Sadamichi foi considerado culpado pela autoacusação, na época irrelevante se feita dentro de um tribunal ou não ou pela forma como foi obtida, e sentenciado à morte por enforcamento pelo assassinato das dez pessoas no banco Teigin. Os advogados recorreram até 1955, porém a decisão permaneceu a mesma, apesar de não existirem provas conclusivas que o ligava diretamente ao crime.

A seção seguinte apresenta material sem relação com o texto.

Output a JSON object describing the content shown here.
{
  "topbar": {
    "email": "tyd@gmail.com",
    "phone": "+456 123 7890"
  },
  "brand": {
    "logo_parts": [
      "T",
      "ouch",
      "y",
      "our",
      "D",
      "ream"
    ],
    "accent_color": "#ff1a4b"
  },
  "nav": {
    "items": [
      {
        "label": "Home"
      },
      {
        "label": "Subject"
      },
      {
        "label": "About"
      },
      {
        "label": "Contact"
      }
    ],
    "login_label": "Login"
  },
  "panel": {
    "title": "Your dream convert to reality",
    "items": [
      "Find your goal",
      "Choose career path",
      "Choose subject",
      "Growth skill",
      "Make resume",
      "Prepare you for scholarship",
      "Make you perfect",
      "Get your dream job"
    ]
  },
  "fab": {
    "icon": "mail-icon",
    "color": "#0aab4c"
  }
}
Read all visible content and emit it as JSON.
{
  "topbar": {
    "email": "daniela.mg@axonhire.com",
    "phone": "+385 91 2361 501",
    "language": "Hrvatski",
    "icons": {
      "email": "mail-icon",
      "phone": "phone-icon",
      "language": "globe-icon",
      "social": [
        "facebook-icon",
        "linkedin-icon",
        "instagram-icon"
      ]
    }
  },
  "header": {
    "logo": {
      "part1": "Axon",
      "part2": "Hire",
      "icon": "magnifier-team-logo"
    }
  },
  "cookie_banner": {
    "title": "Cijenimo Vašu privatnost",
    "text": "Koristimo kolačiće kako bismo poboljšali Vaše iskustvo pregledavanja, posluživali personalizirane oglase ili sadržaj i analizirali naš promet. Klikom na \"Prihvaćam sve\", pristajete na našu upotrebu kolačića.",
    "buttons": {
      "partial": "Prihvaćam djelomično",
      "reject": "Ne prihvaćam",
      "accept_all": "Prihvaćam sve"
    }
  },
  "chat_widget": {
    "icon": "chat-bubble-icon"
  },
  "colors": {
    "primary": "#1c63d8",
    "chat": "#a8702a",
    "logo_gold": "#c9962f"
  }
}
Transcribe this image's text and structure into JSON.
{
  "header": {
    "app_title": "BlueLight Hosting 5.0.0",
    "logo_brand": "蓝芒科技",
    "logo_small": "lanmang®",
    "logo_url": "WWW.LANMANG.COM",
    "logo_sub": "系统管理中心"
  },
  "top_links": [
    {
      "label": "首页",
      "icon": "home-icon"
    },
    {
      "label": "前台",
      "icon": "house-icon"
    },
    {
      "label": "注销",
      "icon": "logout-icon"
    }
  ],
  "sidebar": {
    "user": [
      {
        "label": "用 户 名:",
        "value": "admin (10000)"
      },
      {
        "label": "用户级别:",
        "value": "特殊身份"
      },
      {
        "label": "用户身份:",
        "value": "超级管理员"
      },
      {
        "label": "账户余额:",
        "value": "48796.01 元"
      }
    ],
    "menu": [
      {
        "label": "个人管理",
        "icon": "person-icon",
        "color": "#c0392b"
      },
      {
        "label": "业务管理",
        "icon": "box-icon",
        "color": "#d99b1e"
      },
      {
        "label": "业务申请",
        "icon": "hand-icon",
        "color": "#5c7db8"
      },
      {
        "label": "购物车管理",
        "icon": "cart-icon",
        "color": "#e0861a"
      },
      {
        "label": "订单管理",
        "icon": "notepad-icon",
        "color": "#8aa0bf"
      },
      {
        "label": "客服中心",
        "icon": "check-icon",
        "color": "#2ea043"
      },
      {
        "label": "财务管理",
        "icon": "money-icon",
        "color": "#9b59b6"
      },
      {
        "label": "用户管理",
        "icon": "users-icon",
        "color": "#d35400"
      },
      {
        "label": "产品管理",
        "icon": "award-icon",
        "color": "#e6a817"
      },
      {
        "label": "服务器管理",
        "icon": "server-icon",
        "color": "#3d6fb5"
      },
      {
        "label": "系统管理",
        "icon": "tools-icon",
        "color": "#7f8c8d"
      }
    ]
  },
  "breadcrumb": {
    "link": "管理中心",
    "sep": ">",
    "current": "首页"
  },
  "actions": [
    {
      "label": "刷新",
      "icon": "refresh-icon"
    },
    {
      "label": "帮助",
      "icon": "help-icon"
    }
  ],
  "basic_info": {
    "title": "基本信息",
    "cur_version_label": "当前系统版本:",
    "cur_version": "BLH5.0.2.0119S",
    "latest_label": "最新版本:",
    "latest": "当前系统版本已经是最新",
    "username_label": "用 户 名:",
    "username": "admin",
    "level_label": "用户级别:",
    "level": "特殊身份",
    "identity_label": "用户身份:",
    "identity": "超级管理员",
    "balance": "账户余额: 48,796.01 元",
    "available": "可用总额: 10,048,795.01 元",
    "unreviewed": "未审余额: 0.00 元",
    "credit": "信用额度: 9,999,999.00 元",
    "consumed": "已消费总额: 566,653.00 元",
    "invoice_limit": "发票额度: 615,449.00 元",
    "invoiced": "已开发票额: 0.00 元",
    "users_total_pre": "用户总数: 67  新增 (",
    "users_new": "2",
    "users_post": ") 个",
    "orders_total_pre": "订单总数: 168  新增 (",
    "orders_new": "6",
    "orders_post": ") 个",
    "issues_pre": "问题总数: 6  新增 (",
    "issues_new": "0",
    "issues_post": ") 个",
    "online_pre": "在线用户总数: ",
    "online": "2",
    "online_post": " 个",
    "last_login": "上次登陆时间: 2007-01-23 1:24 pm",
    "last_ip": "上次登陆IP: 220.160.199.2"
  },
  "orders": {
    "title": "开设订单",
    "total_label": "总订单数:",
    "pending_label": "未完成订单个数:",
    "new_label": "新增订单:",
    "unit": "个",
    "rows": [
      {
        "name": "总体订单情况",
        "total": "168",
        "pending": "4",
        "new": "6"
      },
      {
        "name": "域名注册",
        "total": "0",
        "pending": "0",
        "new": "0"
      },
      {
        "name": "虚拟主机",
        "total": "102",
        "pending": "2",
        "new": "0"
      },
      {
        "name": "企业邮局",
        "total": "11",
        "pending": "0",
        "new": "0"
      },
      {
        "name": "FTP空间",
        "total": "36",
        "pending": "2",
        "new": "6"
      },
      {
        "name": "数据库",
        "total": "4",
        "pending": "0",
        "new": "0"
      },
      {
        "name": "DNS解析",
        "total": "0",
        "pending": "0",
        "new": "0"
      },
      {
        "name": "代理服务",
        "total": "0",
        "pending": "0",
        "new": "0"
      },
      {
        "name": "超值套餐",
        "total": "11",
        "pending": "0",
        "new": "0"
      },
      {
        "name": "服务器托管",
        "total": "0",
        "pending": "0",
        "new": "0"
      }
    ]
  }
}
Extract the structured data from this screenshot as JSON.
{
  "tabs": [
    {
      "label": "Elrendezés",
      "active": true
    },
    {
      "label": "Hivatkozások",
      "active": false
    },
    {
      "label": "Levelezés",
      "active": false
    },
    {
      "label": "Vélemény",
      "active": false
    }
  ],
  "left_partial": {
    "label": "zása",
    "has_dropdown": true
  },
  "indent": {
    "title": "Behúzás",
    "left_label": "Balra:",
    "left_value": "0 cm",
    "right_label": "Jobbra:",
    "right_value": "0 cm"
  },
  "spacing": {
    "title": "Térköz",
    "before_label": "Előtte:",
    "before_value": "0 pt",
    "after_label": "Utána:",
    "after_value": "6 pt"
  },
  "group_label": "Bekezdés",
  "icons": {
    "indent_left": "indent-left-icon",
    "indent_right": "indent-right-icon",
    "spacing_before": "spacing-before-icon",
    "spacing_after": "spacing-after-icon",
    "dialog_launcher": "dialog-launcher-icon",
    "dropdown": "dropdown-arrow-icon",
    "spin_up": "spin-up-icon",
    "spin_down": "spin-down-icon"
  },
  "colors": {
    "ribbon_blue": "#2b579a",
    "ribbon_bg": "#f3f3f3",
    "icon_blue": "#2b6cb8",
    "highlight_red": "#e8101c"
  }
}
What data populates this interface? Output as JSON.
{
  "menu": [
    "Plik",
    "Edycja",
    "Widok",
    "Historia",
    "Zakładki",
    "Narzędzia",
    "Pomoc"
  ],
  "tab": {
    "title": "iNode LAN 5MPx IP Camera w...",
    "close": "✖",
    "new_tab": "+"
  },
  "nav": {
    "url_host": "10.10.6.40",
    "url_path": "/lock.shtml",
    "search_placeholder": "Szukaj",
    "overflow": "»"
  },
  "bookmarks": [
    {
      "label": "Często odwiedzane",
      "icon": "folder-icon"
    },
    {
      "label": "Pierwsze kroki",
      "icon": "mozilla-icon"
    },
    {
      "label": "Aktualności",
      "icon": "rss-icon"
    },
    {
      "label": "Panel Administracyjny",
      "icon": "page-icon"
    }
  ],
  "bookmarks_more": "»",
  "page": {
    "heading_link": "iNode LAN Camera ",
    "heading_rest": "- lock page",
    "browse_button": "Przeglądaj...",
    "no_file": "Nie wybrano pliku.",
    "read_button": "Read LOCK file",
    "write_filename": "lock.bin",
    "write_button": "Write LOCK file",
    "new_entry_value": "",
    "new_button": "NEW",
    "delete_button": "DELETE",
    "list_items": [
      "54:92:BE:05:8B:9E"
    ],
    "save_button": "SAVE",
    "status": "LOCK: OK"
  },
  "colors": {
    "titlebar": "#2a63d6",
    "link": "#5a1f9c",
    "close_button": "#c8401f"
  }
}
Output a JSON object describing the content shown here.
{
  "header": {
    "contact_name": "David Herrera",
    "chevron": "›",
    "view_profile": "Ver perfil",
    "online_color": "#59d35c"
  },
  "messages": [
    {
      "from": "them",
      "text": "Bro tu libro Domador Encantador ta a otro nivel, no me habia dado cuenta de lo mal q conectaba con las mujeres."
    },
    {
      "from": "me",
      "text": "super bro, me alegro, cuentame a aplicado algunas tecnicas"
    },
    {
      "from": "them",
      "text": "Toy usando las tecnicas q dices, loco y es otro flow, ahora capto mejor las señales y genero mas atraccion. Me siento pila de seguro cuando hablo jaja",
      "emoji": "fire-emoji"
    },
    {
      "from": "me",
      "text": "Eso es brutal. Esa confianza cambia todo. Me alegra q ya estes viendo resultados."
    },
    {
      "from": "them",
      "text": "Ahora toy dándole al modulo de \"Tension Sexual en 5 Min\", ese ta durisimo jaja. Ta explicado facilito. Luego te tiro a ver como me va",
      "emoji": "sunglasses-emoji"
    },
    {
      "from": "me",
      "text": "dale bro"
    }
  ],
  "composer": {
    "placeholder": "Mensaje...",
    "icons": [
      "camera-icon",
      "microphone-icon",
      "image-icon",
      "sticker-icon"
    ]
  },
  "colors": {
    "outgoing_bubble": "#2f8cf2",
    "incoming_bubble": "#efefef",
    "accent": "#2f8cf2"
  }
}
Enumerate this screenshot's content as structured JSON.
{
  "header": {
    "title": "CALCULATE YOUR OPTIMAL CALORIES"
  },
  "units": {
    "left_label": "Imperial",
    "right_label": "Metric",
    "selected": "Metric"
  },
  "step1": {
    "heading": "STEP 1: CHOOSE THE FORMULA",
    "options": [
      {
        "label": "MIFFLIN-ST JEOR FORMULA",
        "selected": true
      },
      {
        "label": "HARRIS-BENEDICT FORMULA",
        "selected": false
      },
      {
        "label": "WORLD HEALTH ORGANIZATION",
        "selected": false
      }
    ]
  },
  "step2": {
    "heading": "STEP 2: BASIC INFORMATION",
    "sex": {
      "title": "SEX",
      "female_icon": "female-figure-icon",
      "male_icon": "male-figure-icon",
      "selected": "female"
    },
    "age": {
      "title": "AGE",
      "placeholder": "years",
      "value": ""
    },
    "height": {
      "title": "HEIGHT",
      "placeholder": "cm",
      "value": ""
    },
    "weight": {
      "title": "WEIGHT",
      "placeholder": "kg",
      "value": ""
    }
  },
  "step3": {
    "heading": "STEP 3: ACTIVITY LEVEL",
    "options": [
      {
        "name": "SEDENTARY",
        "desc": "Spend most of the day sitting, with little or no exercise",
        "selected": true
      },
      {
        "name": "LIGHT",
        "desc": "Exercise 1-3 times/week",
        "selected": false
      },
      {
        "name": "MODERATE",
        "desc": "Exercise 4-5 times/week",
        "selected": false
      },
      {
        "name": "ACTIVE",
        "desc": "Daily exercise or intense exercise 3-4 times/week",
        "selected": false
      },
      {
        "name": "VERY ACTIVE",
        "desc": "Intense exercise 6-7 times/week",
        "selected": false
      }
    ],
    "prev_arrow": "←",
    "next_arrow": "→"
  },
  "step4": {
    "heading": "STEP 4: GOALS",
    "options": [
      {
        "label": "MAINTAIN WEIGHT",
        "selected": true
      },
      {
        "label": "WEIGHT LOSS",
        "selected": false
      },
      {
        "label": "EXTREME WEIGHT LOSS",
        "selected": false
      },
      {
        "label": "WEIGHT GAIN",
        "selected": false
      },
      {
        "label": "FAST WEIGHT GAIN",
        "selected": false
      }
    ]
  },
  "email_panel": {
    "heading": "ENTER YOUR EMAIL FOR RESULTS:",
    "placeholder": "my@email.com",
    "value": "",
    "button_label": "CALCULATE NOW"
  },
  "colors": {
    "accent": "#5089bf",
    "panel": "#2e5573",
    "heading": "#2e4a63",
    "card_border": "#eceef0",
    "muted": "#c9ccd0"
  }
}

Ao longo de 32 anos, o pintor esperou a sua vez no corredor da morte, ainda que os 33 ministros da Justiça que passaram pela cadeira jamais tenham assinado formalmente a sua execução. Até mesmo Isaji Tanka, notório por ter condenado mais de 15 homens à morte de uma só vez, em 13 de outubro de 1967, não assinou por duvidar da culpa do homem. Então por que ele ainda continuou preso, mesmo com vários advogados tendo entrado com 18 recursos diferentes para tirá-lo detrás das grades? O que o mantinha lá?
Em adição a inocência de Sadamichi e as grandes dúvidas e suspeitas que rodeavam a sua prisão, estudos da Universidade de Keio afirmaram que o veneno encontrado nos corpos não era cianeto de potássio, que poderia ser obtido facilmente pelo homem, mas acetona cianoidrina, uma solução de ação lenta que tinha sido projetada para o ambiente militar e que só existia nos laboratórios mortais da Unidade 731. Ainda que o homem tivesse acesso ao veneno, precisaria possuir uma capacidade muito aguçada e clínica para manipulá-lo de maneira que não fosse imediatamente letal.
Em 1981, o advogado Makoto Endo alegou que, de acordo com o Código Penal do Japão, o prazo de prescrição para a pena de morte Sadamichi já havia sido excedido em três anos. Portanto, ele apelou pela libertação do pintor, porém o tribunal recusou o argumento apontando no estatuto que ele só se aplicava no momento em que o ministro assinava a sentença de morte, que nunca havia sido feita.
Quando a Anistia Internacional ordenou ao governo japonês que o concedesse a liberdade, a saúde do pintor já respirava os últimos segundos. Até que no dia 10 de maio de 1987, com extraordinários 105 anos de idade, Sadamichi Hirasawa morreu de pneumonia em um hospital prisional, após carregar por 39 anos uma pena que provavelmente não era sua, vitimado por um plano tão fatal quanto o veneno que enrijeceu o corpo daquelas pessoas.